Chris Pine "hadn't thought about directing" until the COVID-19 pandemic.

Chris Pine has made his directorial debut with Poolman

Chris Pine has made his directorial debut with Poolman

The 43-year-old actor has made his name in movies like 'Wonder Woman' and the 'Star Trek' reboot film series but decided to direct, write and star in the new movie 'Poolman' - which follows an LA pool cleaner as he is approached by a femme fatale to help uncover corruption in a shady business deal - whilst the world was in lockdown.

He told MovieFone: "I've never thought about directing, and the stars aligned because of COVID, really. I had an idea for a pool man named Darren Barrenman that shot around in my brain for two years. Then COVID hit and I was bored and going through a lot of stuff personally. I decided to make it happen, and I tried to hire a writer, but he didn't really work out, so I decided to write it with my writing partner. Then as I was writing it, I was thinking about it visually, so then it just felt like what I had to do."

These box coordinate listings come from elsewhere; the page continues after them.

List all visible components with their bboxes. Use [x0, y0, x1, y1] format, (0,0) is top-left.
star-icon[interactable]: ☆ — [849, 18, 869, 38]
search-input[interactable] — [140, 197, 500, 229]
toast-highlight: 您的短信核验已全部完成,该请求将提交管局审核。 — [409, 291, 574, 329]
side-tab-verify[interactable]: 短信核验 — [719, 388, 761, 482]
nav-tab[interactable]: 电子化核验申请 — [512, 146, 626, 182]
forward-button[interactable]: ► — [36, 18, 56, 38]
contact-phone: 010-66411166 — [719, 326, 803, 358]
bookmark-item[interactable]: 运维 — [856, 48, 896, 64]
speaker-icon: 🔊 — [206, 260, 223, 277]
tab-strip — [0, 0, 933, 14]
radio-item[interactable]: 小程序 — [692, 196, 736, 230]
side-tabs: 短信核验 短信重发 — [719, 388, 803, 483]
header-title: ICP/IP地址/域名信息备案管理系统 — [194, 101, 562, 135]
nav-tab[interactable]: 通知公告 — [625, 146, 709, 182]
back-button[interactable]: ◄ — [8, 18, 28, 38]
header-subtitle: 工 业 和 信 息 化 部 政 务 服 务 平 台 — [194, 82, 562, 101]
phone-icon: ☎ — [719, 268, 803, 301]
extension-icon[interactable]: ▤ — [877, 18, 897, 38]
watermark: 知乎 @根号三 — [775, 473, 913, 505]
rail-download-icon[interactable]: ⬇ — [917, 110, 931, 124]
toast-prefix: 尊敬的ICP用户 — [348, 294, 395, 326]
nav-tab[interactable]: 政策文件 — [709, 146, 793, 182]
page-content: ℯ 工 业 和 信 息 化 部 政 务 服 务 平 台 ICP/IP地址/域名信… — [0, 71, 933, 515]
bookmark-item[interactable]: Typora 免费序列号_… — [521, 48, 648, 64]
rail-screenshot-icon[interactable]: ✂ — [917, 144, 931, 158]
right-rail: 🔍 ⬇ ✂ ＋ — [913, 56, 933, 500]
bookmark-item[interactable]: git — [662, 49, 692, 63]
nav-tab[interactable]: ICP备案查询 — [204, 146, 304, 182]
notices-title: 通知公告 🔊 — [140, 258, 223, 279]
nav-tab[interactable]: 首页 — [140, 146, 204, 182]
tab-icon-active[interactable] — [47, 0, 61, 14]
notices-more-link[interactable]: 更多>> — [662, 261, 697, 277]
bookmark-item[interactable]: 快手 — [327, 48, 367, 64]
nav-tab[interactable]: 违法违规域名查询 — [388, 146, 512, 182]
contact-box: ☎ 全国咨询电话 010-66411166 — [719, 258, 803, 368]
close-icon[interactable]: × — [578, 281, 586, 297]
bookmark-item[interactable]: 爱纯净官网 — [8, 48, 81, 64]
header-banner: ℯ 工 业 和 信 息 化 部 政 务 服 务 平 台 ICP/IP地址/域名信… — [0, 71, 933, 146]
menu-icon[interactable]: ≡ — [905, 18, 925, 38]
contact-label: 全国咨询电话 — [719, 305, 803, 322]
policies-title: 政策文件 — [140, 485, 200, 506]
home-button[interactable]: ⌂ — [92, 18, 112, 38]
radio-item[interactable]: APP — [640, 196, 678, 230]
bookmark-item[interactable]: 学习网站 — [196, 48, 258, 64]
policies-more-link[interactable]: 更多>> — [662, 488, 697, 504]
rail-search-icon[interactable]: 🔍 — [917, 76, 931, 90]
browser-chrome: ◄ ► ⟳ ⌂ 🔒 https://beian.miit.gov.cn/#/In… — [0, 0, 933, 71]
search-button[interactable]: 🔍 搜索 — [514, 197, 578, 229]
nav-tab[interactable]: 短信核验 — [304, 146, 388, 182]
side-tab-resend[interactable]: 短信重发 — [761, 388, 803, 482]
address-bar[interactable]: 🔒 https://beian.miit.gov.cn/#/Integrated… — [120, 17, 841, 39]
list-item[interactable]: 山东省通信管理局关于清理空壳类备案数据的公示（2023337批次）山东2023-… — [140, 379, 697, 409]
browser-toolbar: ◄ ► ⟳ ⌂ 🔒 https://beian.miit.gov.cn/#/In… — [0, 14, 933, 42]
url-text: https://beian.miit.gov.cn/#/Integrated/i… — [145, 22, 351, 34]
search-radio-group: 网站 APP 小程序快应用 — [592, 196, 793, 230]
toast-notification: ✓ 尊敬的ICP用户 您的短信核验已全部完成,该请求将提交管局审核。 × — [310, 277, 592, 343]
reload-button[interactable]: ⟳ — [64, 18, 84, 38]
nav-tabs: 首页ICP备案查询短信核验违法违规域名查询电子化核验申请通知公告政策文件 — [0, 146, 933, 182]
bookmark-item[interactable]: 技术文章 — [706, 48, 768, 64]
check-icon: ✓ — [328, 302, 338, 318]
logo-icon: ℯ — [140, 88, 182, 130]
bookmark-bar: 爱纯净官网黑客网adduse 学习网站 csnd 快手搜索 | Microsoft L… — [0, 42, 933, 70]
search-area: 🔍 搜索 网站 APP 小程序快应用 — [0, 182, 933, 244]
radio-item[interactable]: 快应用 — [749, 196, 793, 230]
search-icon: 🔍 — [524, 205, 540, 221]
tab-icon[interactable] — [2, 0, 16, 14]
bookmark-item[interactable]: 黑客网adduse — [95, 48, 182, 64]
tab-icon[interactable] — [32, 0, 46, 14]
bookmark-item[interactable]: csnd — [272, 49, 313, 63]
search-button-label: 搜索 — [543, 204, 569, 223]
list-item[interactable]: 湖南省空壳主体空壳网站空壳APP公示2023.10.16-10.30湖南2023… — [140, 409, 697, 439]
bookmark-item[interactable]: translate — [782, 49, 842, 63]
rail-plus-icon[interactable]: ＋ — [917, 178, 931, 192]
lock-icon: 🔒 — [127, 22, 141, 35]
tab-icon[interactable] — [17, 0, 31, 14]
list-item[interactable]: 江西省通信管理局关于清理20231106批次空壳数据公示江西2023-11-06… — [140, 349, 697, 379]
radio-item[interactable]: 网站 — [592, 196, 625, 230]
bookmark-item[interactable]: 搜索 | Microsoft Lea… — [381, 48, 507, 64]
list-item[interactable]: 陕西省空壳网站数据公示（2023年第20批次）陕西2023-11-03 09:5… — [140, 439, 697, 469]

The 'Wish' star decided to follow the age-old advice of "writing what you know" so came up with a story that follows failed actors and directors in Hollywood because that was the world he grew up in and described the film as his "ode" to the ones who never made it big.

He said: "They say write about what you know, so I wrote about Los Angeles and about actors and failed actors and directors and failed directors. It was just the world that I grew up in in Los Angeles, which was kind of one foot on the “Boulevard of Dreams” and one foot in the “Boulevard of Broken Dreams.” So, I know this adjacent Hollywood that people know that's the deep Valley, that's actors trying to make a buck, who aren't getting hired. This is my ode less to Los Angeles in many ways, and my ode to them, the people that come to this city and want to be famous and to have their stories heard, and don't. I'm also a big preservation buff and a lover of Los Angeles architecture of old and not of what we're doing now. I'm a lover of what we call the red trolley car system back in the day, which if you've seen ‘Who Framed Roger Rabbit’ you know how that story went. This is my ode to a time in Los Angeles that I love and to a version of Los Angeles that I'm familiar with."